L’ambiance sera au rendez-vous avec ce spectacle étonnant et prenant où les meneurs effectuent une sorte de gymkhana à une vitesse ahurissante aux commandes de quatre chevaux ! Le Hall 3 s’enflammera au rythme de cette véritable bataille de chariots de feu !
Bordeaux, qui a toujours aimé cette Coupe du monde d’attelage à quatre chevaux méritait bien cette finale !
LE N°1… L’attelage selon Boyd Exell :
« La façon la plus amusante d’être assis »
En avril 2011, « l’exilé » australien Boyd Exell réussissait le « coup de chapeau »1 en remportant sa troisième Coupe du monde à Leipzig. C’est donc presqu’un règne qu’il défendra à Bordeaux. Entretemps, il a décroché un titre de Champion du monde2 à Lexington en 2010. Plus que quiconque, l’Australien mérite son rang de n°1 mondial (avec, au passage, une victoire à Aix-la-Chapelle en juillet dernier). Il nous raconte cette fascinante discipline qu’est l’attelage à quatre chevaux.
Si vous deviez décrire l’attelage en trois phrases ?
C’est la façon la plus amusante d’être assis ! Vous avez trois jours de compétition et donc vous avez toujours au moins deux possibilités d’effacer la contreperformance d’une journée : vous avez trois opportunités de rentrer heureux à la maison. C’est aussi un vrai challenge de constituer une team de chevaux qui se complètent et qui soient capables de travailler ensemble au cours d’un week-end.
Le plus difficile dans ce sport pour vous : dénicher des chevaux, les entraîner, autre chose ?
Pour réussir dans ce sport, il faut réunir cinq talents. Le premier est d’avoir un bon œil pour effectivement dénicher un cheval. Le deuxième est d’être capable d’entraîner le cheval. Le troisième est d’avoir l’esprit de compétition. Le quatrième est d’être un bon meneur… d’hommes, de savoir diriger les gens : mon staff est composé de six à huit personnes qui doivent à tout moment savoir ce qu’ils ont à faire. La cinquième qualité est de savoir rester financièrement stable. Une fois ces cinq qualités réunies, vous avez une chance de réussir dans ce sport.
Quelle est la première qualité que vous recherchez chez un cheval ?
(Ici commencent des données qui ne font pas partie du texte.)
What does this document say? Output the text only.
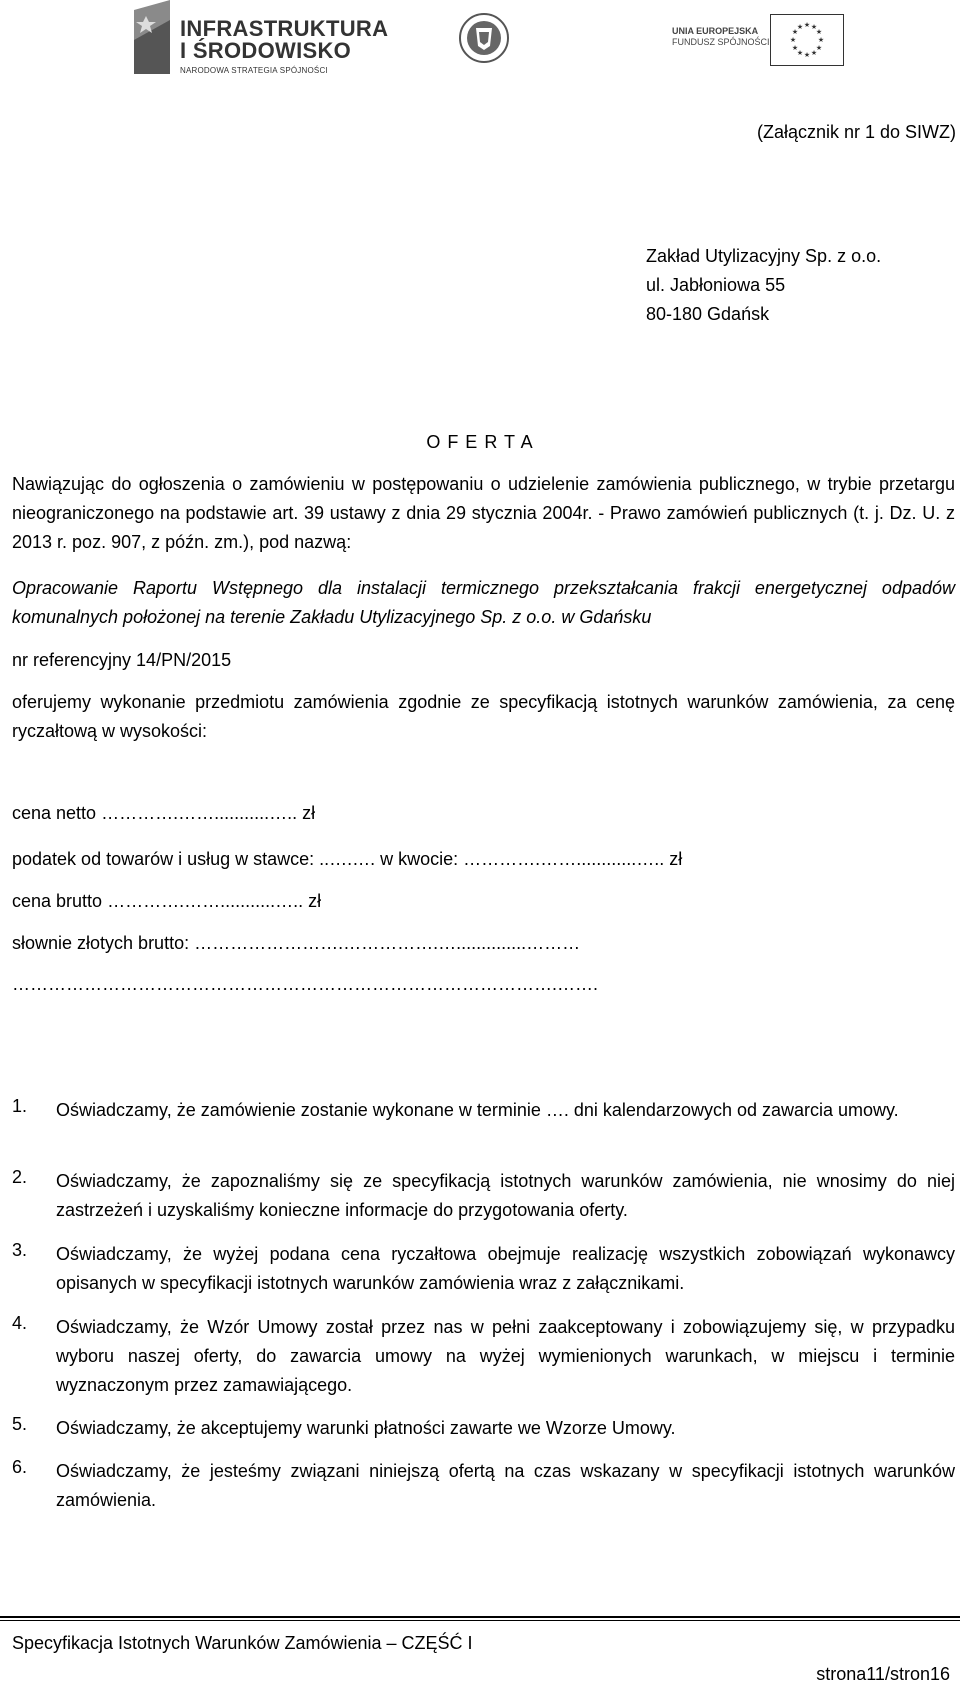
INFRASTRUKTURA
I ŚRODOWISKO
NARODOWA STRATEGIA SPÓJNOŚCI
UNIA EUROPEJSKA
FUNDUSZ SPÓJNOŚCI
★ ★
★
★
★
★
★
★
★
★
★
★
(Załącznik nr 1 do SIWZ)
Zakład Utylizacyjny Sp. z o.o.
ul. Jabłoniowa 55
80-180 Gdańsk
O F E R T A
Nawiązując do ogłoszenia o zamówieniu w postępowaniu o udzielenie zamówienia publicznego, w trybie przetargu nieograniczonego na podstawie art. 39 ustawy z dnia 29 stycznia 2004r. - Prawo zamówień publicznych (t. j. Dz. U. z 2013 r. poz. 907, z późn. zm.), pod nazwą:
Opracowanie Raportu Wstępnego dla instalacji termicznego przekształcania frakcji energetycznej odpadów komunalnych położonej na terenie Zakładu Utylizacyjnego Sp. z o.o. w Gdańsku
nr referencyjny 14/PN/2015
oferujemy wykonanie przedmiotu zamówienia zgodnie ze specyfikacją istotnych warunków zamówienia, za cenę ryczałtową w wysokości:
cena netto ………….……...........….. zł
podatek od towarów i usług w stawce: ..….…. w kwocie: ………….……............….. zł
cena brutto ………….……...........….. zł
słownie złotych brutto: …………………….…………….…..............………
……………………………………………………………………………….…….
1.	Oświadczamy, że zamówienie zostanie wykonane w terminie …. dni kalendarzowych od zawarcia umowy.
2.	Oświadczamy, że zapoznaliśmy się ze specyfikacją istotnych warunków zamówienia, nie wnosimy do niej zastrzeżeń i uzyskaliśmy konieczne informacje do przygotowania oferty.
3.	Oświadczamy, że wyżej podana cena ryczałtowa obejmuje realizację wszystkich zobowiązań wykonawcy opisanych w specyfikacji istotnych warunków zamówienia wraz z załącznikami.
4.	Oświadczamy, że Wzór Umowy został przez nas w pełni zaakceptowany i zobowiązujemy się, w przypadku wyboru naszej oferty, do zawarcia umowy na wyżej wymienionych warunkach, w miejscu i terminie wyznaczonym przez zamawiającego.
5.	Oświadczamy, że akceptujemy warunki płatności zawarte we Wzorze Umowy.
6.	Oświadczamy, że jesteśmy związani niniejszą ofertą na czas wskazany w specyfikacji istotnych warunków zamówienia.
Specyfikacja Istotnych Warunków Zamówienia – CZĘŚĆ I
strona11/stron16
Il doit se déplacer3 de façon agréable pour l’œil. Ensuite, c’est le tempérament : désormais je recherche des chevaux qui tiennent la pression. Ça ne sert à rien d’avoir des chevaux relax à la maison : ils doivent l’être également sous la pression.
Les quatre chevaux doivent-ils tous avoir la même qualité ?
Non, pour trouver un équipage performant, chaque cheval doit apporter une dynamique différente à l’équipe. C’est après avoir acheté un cheval que je décide s’il peut être un cheval de volée ou un timonier4.
Comment les préparez-vous : montés ou toujours derrière la voiture ?
Ma femme et mon groom5 ont l’habitude de les monter quand je suis absent. Les chevaux sont montés de 3 à 4 fois par semaine, sinon, je les mène.
Personnellement, devez-vous travailler votre propre condition physique ?
Pas spécialement car j’aime le sport. J’aime nager, jouer au tennis, le ski nautique… et je suis encore assez jeune pour pouvoir me passer de fitness.
Quelle est la plus belle sensation aux commandes d’un attelage à quatre ?
Quand les chevaux vous aident. Quand ils ont compris ce que vous leur demandez, quand ils vous disent : « Ok, on a pigé, et on va même le faire plus vite et plus rapidement que toi ».
L’Australie6 vous manque-t-elle ?
Oui, mais à ce niveau de compétition, je n’ai pas le choix, il faut être basé en Europe.